À la suite d'une enquête approfondie, trois hommes ont été arrêtés et écroués, avec une audience prévue le 11 juin, comme l'a confirmé Jérôme Bourrier, procureur de la République à Perpignan. Ces individus sont soupçonnés de divers délits tels que l'aide au séjour en bande organisée, le travail dissimulé et la traite des êtres humains.
Le chef présumé du réseau exploitait deux restaurants, l'un à Canet-en-Roussillon et l'autre à Saint-Alban, en plus d'une exploitation agricole à Saint-Hippolyte.

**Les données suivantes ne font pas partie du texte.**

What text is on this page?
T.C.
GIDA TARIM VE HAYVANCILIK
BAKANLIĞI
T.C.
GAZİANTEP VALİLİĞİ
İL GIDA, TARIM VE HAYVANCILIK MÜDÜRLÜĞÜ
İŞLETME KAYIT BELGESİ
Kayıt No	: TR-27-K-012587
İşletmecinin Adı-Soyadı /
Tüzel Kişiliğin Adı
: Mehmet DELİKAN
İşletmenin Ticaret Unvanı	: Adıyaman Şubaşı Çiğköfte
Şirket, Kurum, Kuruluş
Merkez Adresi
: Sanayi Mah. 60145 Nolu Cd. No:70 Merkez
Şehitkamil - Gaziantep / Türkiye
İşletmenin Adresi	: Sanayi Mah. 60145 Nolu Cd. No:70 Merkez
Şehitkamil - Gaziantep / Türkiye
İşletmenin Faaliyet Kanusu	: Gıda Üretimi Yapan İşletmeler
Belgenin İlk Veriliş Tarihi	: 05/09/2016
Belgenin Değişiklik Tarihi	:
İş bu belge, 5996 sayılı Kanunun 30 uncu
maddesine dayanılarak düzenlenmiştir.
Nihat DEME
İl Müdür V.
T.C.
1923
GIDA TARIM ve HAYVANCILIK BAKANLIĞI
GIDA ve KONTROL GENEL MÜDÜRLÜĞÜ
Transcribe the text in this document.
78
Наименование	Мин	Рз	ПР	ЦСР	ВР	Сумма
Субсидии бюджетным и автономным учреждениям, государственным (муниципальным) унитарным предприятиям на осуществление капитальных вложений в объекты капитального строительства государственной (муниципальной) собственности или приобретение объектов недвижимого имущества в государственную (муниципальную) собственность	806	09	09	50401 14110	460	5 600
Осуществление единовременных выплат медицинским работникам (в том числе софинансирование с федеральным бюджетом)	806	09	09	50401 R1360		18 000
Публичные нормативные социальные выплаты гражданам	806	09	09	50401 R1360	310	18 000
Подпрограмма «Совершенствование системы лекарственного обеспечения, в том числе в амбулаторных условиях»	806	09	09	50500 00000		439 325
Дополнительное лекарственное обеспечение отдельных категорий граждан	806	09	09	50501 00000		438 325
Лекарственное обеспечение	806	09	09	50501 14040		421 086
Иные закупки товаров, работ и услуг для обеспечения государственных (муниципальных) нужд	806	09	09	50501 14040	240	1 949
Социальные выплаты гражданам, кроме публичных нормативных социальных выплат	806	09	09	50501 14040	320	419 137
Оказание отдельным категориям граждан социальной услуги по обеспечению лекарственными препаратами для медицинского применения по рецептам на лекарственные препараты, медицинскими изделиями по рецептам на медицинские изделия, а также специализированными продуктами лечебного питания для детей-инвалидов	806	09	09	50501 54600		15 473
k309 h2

La découverte d'une ancienne victime, ayant subi des violences, a permis de déclencher l'alerte auprès des autorités.
Le 16 avril, lors d'une grande opération policière, huit personnes vivant illégalement ont été découvertes, dont certaines avec de faux documents. « Leurs conditions de vie étaient inacceptables, sans accès à l'eau potable ni à l'électricité », a précisé le procureur. Certains d'entre eux étaient payés seulement 2 euros de l'heure pour leur travail.
Une Porsche, 14.500 euros en liquide, et des armes saisies
Les perquisitions ont permis la saisie de 14.500 euros en liquide, d'une Porsche, d'un scooter et de plusieurs armes à feu, dont une semblant avoir été utilisée lors d'une agression. De plus, les services d'urbanisme de Saint-Hippolyte ont constaté des constructions non autorisées sur les terres agricoles, signalant des violations supplémentaires des réglementations.
Ce démantèlement met en lumière des pratiques de travail inhumaines et soulève des questions sur l'exploitation des travailleurs vulnérables en France. Des associations comme France Terre d'Asile insistent sur la nécessité d'une vigilance accrue contre de tels abus et d'un soutien renforcé pour les victimes de la traite.